F. T. : Oui bien sûr, de par ma pratique du reiki j’avais depuis longtemps l’idée de composer un album sur le thème des chakras. Les compositions devaient être faites dans les tonalités et des ambiances associées aux sept principaux chakras. En fonction du moment ce n’était pas toujours évident et cela m’a demandé de prendre le temps nécessaire pour mes recherches et pour l’inspiration.

chakras-relaxation-600px> Comme tout album orienté « world » et relaxation, « Chakras relaxation » semble avoir des origines multiples. Japon, Chine, peut-être Australie… Qu’en es-t-il? Ton travail s’inspire en majorité de quelles cultures, de quelles contrées ?
F. T. : Lorsque j’ai commencé cet album, j’ai d’abord pensé m’inspirer de la musique indienne traditionnelle. Les sept chakras principaux sont associés à différents éléments et émotions, et au fil des compositions j’ai préféré aller vers plus de variété car cela s’y prête vraiment bien. Donc effectivement on y retrouve des sonorités des différents continents. Pour mon inspiration personnelle j’apprécie beaucoup la musique traditionnelle indienne, les musiques traditionnelles et modernes japonaises, la flûte native amérindienne, ou encore le handpan, dans un registre plus contemporain.

> Dans ton idéal, comment s’écoute un album de ce type ? Plutôt en fond sonore, en pratiquant une activité zen, ou bien en écoutant sans rien faire d’autre ?
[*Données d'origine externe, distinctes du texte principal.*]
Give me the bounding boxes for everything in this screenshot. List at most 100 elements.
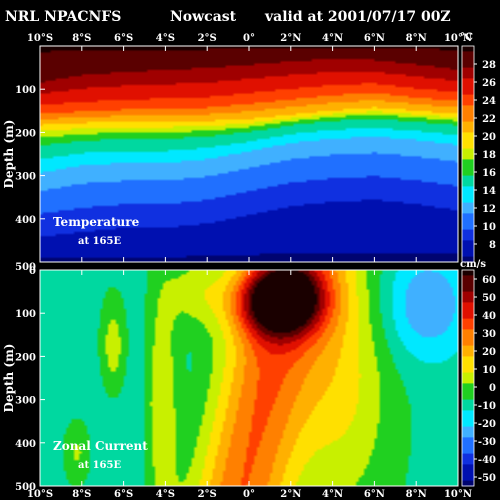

F. T. : Les musiques de relaxation sont parfaites en accompagnement d’activités de bien-être, yoga, massages… Mais j’ai plusieurs retours de personnes qui en écoutent aussi pour peindre, écrire ou pour travailler… Et si une musique est inspirante, on doit pouvoir aussi l’écouter juste pour le plaisir, c’est un de mes souhaits lorsque je compose.